Impact data of procedures are important

crop.zone, although not a chemical plant protection product, has nevertheless carried out extensive studies on its influence on earthworms, springtails, soil mites and soil bacteria during electrophysical siccation. No influence was found. Farmers also need reliable general data on the effects of ploughing, tilling, cultivating and other methods on soil life on soils that are at least similar to their own for optimisation purposes. It is known that ploughing and large-scale soil movement through potato cultivation and sugar beet, for example, can reduce the number of earthworms by up to 50 %. Nevertheless, there are farmers who, thanks to decades of soil care, have 50 to 200 earthworms per square metre without any problems, even with potatoes and sugar beet in the crop rotation.

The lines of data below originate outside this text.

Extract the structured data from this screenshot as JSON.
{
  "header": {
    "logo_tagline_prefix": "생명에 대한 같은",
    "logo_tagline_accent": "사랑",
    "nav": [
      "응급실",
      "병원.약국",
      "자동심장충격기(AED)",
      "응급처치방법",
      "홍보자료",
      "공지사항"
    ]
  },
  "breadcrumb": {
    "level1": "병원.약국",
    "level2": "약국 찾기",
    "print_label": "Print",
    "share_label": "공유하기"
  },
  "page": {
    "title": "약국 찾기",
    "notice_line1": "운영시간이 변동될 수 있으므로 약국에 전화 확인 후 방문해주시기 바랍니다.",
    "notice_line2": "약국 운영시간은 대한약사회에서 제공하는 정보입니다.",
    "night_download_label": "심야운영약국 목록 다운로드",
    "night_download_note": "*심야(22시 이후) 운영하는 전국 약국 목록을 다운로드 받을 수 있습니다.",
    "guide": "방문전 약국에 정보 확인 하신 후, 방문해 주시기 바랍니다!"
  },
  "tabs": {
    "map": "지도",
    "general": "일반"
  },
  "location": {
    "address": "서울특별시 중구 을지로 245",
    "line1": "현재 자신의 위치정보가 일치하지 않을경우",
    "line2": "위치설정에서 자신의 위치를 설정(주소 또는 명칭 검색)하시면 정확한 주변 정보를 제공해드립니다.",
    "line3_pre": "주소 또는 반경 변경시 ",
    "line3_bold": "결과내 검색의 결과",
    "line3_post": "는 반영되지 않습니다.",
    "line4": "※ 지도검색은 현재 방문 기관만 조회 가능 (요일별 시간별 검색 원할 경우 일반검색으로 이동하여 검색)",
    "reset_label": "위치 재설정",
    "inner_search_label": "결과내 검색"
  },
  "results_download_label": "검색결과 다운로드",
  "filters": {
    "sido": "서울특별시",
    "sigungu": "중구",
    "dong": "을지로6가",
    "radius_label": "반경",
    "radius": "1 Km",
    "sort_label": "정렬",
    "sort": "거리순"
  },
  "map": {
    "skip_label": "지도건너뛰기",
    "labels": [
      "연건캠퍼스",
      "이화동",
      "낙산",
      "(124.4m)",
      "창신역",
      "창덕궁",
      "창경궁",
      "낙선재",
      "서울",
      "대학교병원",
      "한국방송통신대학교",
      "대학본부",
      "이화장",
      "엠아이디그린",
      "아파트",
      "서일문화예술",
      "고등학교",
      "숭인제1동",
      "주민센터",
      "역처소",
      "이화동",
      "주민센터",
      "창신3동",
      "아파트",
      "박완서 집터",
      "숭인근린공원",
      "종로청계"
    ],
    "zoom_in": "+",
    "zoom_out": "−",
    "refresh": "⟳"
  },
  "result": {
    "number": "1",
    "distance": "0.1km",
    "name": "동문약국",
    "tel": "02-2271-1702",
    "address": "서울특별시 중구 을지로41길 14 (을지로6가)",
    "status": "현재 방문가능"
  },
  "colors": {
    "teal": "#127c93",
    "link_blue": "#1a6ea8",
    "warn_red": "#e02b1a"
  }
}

Wirkungsdaten von Verfahren sind wichtig

crop.zone ist zwar kein chemisches Pflanzenschutzmittel, hat aber dennoch umfangreiche Studien über seinen Einfluss auf Regenwürmer, Springschwänze, Bodenmilben und Bodenbakterien während der elektrophysikalischen Sikkation durchgeführt. Es wurde kein Einfluss festgestellt. Auch die Landwirte benötigen zur Optimierung verlässliche allgemeine Daten über die Auswirkungen von Pflügen, Bodenbearbeitung, Kultivierung und anderen Methoden auf das Bodenleben auf Böden, die ihren eigenen zumindest ähnlich sind. Es ist bekannt, dass das Pflügen und die großflächige Bodenbewegung durch z. B. Kartoffelanbau und Zuckerrüben die Anzahl der Regenwürmer um bis zu 50 % reduzieren kann. Dennoch gibt es Landwirte, die dank jahrzehntelanger Bodenpflege auch bei Kartoffeln und Zuckerrüben in der Fruchtfolge problemlos 50 bis 200 Regenwürmer pro Quadratmeter haben.

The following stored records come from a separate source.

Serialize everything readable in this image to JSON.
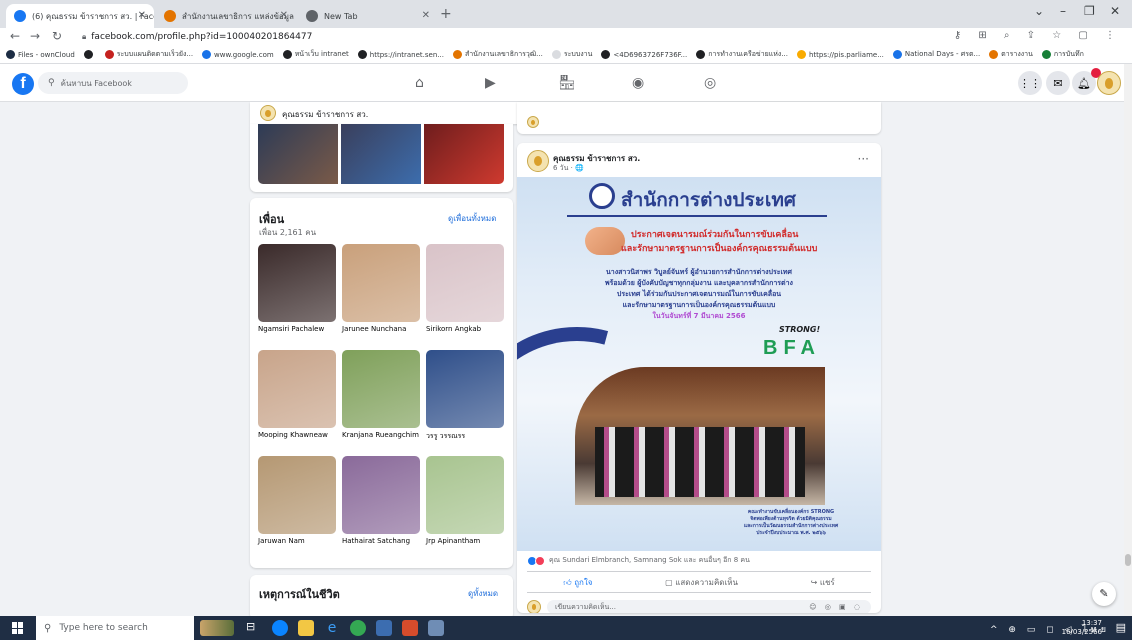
{
  "browser": {
    "tabs": [
      {
        "label": "(6) คุณธรรม ข้าราชการ สว. | Facebo",
        "active": true,
        "icon": "facebook-icon"
      },
      {
        "label": "สำนักงานเลขาธิการ แหล่งข้อมูล",
        "active": false,
        "icon": "parliament-icon"
      },
      {
        "label": "New Tab",
        "active": false,
        "icon": "chrome-icon"
      }
    ],
    "new_tab_label": "+",
    "url": "facebook.com/profile.php?id=100040201864477",
    "window_controls": [
      "⌄",
      "–",
      "❐",
      "✕"
    ],
    "bookmarks": [
      {
        "label": "Files - ownCloud",
        "color": "#1d2d44"
      },
      {
        "label": "",
        "color": "#202124"
      },
      {
        "label": "ระบบแผนติดตามเร็วยัง...",
        "color": "#c5221f"
      },
      {
        "label": "www.google.com",
        "color": "#1a73e8"
      },
      {
        "label": "หน้าเว็บ intranet",
        "color": "#202124"
      },
      {
        "label": "https://intranet.sen...",
        "color": "#202124"
      },
      {
        "label": "สำนักงานเลขาธิการวุฒิ...",
        "color": "#e37400"
      },
      {
        "label": "ระบบงาน",
        "color": "#dadce0"
      },
      {
        "label": "<4D6963726F736F...",
        "color": "#202124"
      },
      {
        "label": "การทำงานเครือข่ายแห่ง...",
        "color": "#202124"
      },
      {
        "label": "https://pis.parliame...",
        "color": "#f9ab00"
      },
      {
        "label": "National Days - ศรต...",
        "color": "#1a73e8"
      },
      {
        "label": "ตารางงาน",
        "color": "#e37400"
      },
      {
        "label": "การบันทึก",
        "color": "#188038"
      }
    ]
  },
  "facebook": {
    "search_placeholder": "ค้นหาบน Facebook",
    "profile_name": "คุณธรรม ข้าราชการ สว.",
    "sticky_more": "···",
    "friends": {
      "title": "เพื่อน",
      "count_text": "เพื่อน 2,161 คน",
      "see_all": "ดูเพื่อนทั้งหมด",
      "list": [
        {
          "name": "Ngamsiri Pachalew",
          "color": "#3a2a2a"
        },
        {
          "name": "Jarunee Nunchana",
          "color": "#c9a07b"
        },
        {
          "name": "Sirikorn Angkab",
          "color": "#d9c3c8"
        },
        {
          "name": "Mooping Khawneaw",
          "color": "#c8a48a"
        },
        {
          "name": "Kranjana Rueangchim",
          "color": "#7fa05a"
        },
        {
          "name": "วรรู วรรณรร",
          "color": "#2f4f8a"
        },
        {
          "name": "Jaruwan Nam",
          "color": "#b59873"
        },
        {
          "name": "Hathairat Satchang",
          "color": "#8a6a9a"
        },
        {
          "name": "Jrp Apinantham",
          "color": "#a8c490"
        }
      ]
    },
    "life_events": {
      "title": "เหตุการณ์ในชีวิต",
      "see_all": "ดูทั้งหมด"
    },
    "post": {
      "author": "คุณธรรม ข้าราชการ สว.",
      "time": "6 วัน · 🌐",
      "more": "···",
      "poster": {
        "org_title": "สำนักการต่างประเทศ",
        "headline_line1": "ประกาศเจตนารมณ์ร่วมกันในการขับเคลื่อน",
        "headline_line2": "และรักษามาตรฐานการเป็นองค์กรคุณธรรมต้นแบบ",
        "body_line1": "นางสาวนิสาพร วิบูลย์จันทร์ ผู้อำนวยการสำนักการต่างประเทศ",
        "body_line2": "พร้อมด้วย ผู้บังคับบัญชาทุกกลุ่มงาน และบุคลากรสำนักการต่าง",
        "body_line3": "ประเทศ ได้ร่วมกันประกาศเจตนารมณ์ในการขับเคลื่อน",
        "body_line4": "และรักษามาตรฐานการเป็นองค์กรคุณธรรมต้นแบบ",
        "date_line": "ในวันจันทร์ที่ 7 มีนาคม 2566",
        "strong": "STRONG!",
        "bfa": "BFA",
        "footer_line1": "คณะทำงานขับเคลื่อนองค์กร STRONG",
        "footer_line2": "จิตพอเพียงต้านทุจริต ด้วยมิติคุณธรรม",
        "footer_line3": "และการเป็นวัฒนธรรมสำนักการต่างประเทศ",
        "footer_line4": "ประจำปีงบประมาณ พ.ศ. ๒๕๖๖"
      },
      "reactions_text": "คุณ Sundari Elmbranch, Samnang Sok และ คนอื่นๆ อีก 8 คน",
      "like": "ถูกใจ",
      "comment": "แสดงความคิดเห็น",
      "share": "แชร์",
      "comment_placeholder": "เขียนความคิดเห็น..."
    }
  },
  "taskbar": {
    "search_placeholder": "Type here to search",
    "time": "13:37",
    "date": "16/03/2566",
    "tray_text": "^ ⊕ ▭ ◻ ◁ ไทย"
  },
  "colors": {
    "fb_blue": "#1877f2",
    "poster_blue": "#2a3f8f",
    "poster_red": "#d12b2b",
    "poster_purple": "#b04bd2"
  }
}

Capturing the effects in each field as a goal

This shows that, just as with yield, we also need simple but highly meaningful measurement parameters in ecotoxicology and environmental assessment that provide every farmer with annual feedback. Digging in the field with a spade more often is certainly helpful and recommended (Video: New video on the spade test). In the future, however, even more objective methods for measuring biodiversity in the field, for example, will become increasingly important for monitoring success and payments for social added value. The DLG is also working on researching such methods (DE: BioMonitor4CAP: EU biodiversity monitoring project launched) and evaluating measures (DE: Strengthening species diversity and biodiversity in arable farming).

Conclusion – the land needs new (effective) measurements and also AI

Neue (effektive) Messungen und auch KI braucht das Land
Precision agriculture with AI

Only if precision agriculture also includes precision ecotoxicology can it take account of the high diversity of individual fields, local conditions and climate change, including biodiversity. Targeted action by farmers requires the best possible information about the effects of the methods in general and also about the specific effects on their own fields. Data alone will not help here, but artificial intelligence as an advisor for utilising shared experience and good simulation models will certainly provide a great deal of support, just as they do for weather forecasting. This can be an important contribution to less bureaucratic, less rule-based environmental protection and more reality-based, concrete action for the benefit of biodiversity. crop.zone supports this with its own ecotox tests and the development of crop control methods without chemical agents and soil movement. Innovation for the benefit of agriculture and society as a whole needs more meaningful and highly efficient environmental information, including for local field conditions. After all, biodiversity is generated on the individual field just as much as yield.